The early political history of Troy is derived from its public documents, several of which are preferred.  The first meeting of the citizens of Troy township, after its organization, took place Oct. 1, 1814, when the following officers were elected:  Amariah Watson, clerk;  C. Culver, constable;  John Young, Jacob Mitchell and Solomon Culver, township trustees.  The second election was held April 3, 1815, when the following officers were elected:  Daniel Mitchell, clerk;  Solomon Culver, John Young and Jacob Mitchell, trustees;  John Vandorn, constable;  J. Ichabod Clark and Andrew Perkins, fence viewers;  Samuel Watson, appraiser;  Jacob Cook, lister;  Amariah Watson and Samuel McCluer, overseers of the poor;  Aaron Young, William Gass, Alexander Mann and Amariah Watson, supervisors.  The following bonds, on account of its brevity, is worthy of notice.
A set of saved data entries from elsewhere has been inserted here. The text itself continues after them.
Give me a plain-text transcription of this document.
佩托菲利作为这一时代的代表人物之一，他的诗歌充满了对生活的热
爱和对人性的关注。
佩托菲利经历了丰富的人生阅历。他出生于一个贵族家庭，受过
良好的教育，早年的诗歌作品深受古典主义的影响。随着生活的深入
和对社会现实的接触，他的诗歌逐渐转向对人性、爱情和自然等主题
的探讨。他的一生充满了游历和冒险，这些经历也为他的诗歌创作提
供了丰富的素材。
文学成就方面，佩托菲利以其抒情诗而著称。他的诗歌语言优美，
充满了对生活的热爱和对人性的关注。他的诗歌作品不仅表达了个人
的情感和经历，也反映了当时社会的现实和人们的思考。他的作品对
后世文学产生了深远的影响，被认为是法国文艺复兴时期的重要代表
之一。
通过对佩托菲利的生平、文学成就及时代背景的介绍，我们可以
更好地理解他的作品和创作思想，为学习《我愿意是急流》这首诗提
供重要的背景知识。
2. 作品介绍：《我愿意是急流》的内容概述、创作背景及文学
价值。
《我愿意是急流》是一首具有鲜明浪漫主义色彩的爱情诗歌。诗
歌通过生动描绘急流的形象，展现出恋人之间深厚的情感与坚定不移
"We, or either of us, do hold ourselves bound, in the sum of $400, for the good and faithful performance of the office of township trustees of Troy.  Given under our hand at New Lexington, this third day of April, 1815.

-- Wesley Spratt, Treas.;  Amariah Watson, Sec.
Attest:  Daniel McMichael"

From this humble beginning Troy has secured a very respectable place in the body politic.  Her citizens numbered in 1820 a mere handful, but a tide of immigration soon set in from the older communities and in 1850 the population of Troy was 1,543.  Of this number, 777 were males and 776 were females.  Then ensued a period of comparative rest, for at the next census in 1860 the population as 1,547 persons.  From that period to the present there has been considerable decrease, amounting to several hundred.  A marked feature of the population was that only two colored persons and but forty foreign born were enrolled in the township.